Thanks to the internet and 24/7 news, we are all inundated with information. In the UK over the past few months, there have been calls from the Food Standards Agency that food should be better labelled, and soul-searching in the NHS over how medical errors should best be communicated to patients - something that will be discussed at next week's Patient Safety 2004 meeting in Birmingham.

In sum, should risk issues - health, environment or food - be viewed the same way as school league tables? Should, in effect, risk communication be outsourced from regulators to the public and stakeholders? The jury is still out on this. There is no real optimum level on how much detail one can or should provide, and it may actually be counterproductive to put all possible information about all possible risks on warning labels or the internet.

The main justification for this supposed outsourcing is that regulators think they are no longer trusted and hence any top-down form of risk communication is meaningless. From the government's perspective, it also convenient to put the onus on industry to develop appropriate warning labels and the like. However, a number of issues need to be addressed.

For a start, the argument may be a bit too simplistic. Approximately 5 per cent of the general public read warning labels, be they on pharmaceutical products or foods. So informing people via labels, rather than proper, thought-out regulatory strategies, may not be the right answer.

Up to 60 per cent of the general public in this country, and similar numbers of the public abroad, do not take the medicine that is prescribed to them in the correct way, even if they have been given ample warning of the consequences of not following the instructions fully. Individuals halt their antibiotics courses early as they start feeling better; they get confused over what pills should be taken at what times; and there is often a language barrier.

Aside from the obvious issues - such as the health risks attached to the excessive intake of sugar and junk foods - how can one develop proper food warning labels in today's environment where scientific evidence is changing yearly if not monthly?

If one looks at this historically, there was at first a general concern that all fats were bad for you.
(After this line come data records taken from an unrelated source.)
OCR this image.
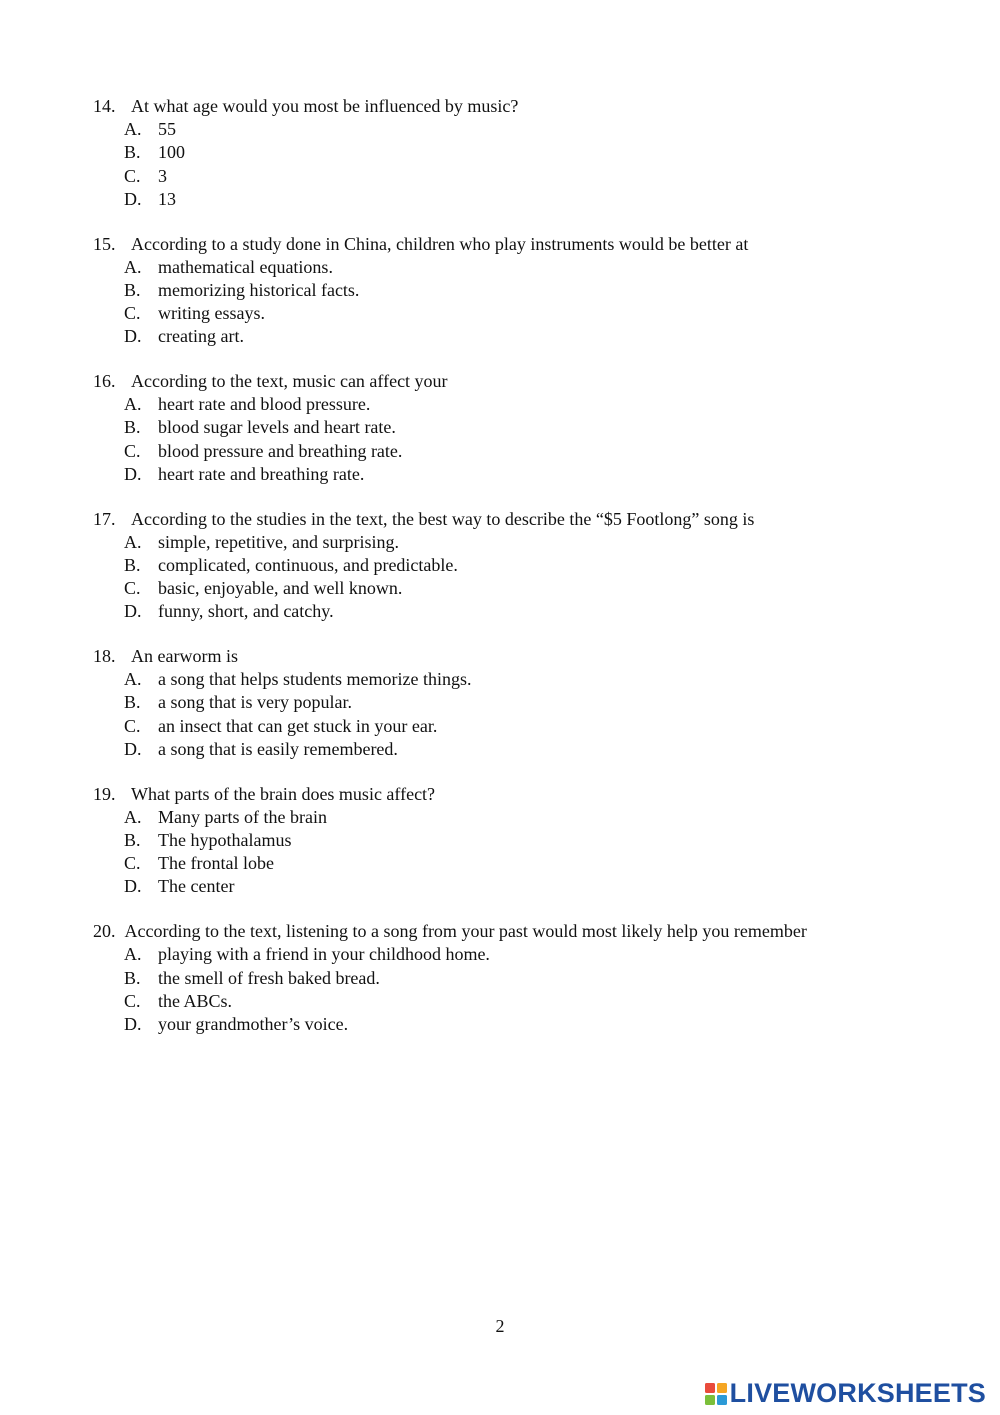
14. At what age would you most be influenced by music?
A. 55
B. 100
C. 3
D. 13
15. According to a study done in China, children who play instruments would be better at
A. mathematical equations.
B. memorizing historical facts.
C. writing essays.
D. creating art.
16. According to the text, music can affect your
A. heart rate and blood pressure.
B. blood sugar levels and heart rate.
C. blood pressure and breathing rate.
D. heart rate and breathing rate.
17. According to the studies in the text, the best way to describe the “$5 Footlong” song is
A. simple, repetitive, and surprising.
B. complicated, continuous, and predictable.
C. basic, enjoyable, and well known.
D. funny, short, and catchy.
18. An earworm is
A. a song that helps students memorize things.
B. a song that is very popular.
C. an insect that can get stuck in your ear.
D. a song that is easily remembered.
19. What parts of the brain does music affect?
A. Many parts of the brain
B. The hypothalamus
C. The frontal lobe
D. The center
20. According to the text, listening to a song from your past would most likely help you remember
A. playing with a friend in your childhood home.
B. the smell of fresh baked bread.
C. the ABCs.
D. your grandmother’s voice.
2
LIVEWORKSHEETS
Some time later, saturated fats were considered bad, and today researchers are mostly concerned about so-called trans fats. Frankly, I do not know the difference between saturated and trans fats. I wonder how many people do? As a result of these developments, should bacon, for example, be continuously relabelled? What confusion would that cause?

If we are unable to challenge the latest political wisdom on labelling, the least we can do is to make the labels themselves simple, readable and coherent. However, better still would be to embark on an education programme for risk communication in the medical field - aimed, for example, at regulators, pharmacists and doctors, enabling them to keep their patients better informed about how they should take their medicine.

Training in proactive risk communication will in the long run be a more efficient use of government spending than trying to outsource the task to an increasingly stressed-out and overworked patient/consumer.

Ragnar Lofstedt is professor of risk management at King's Centre for Risk Management, King's College London.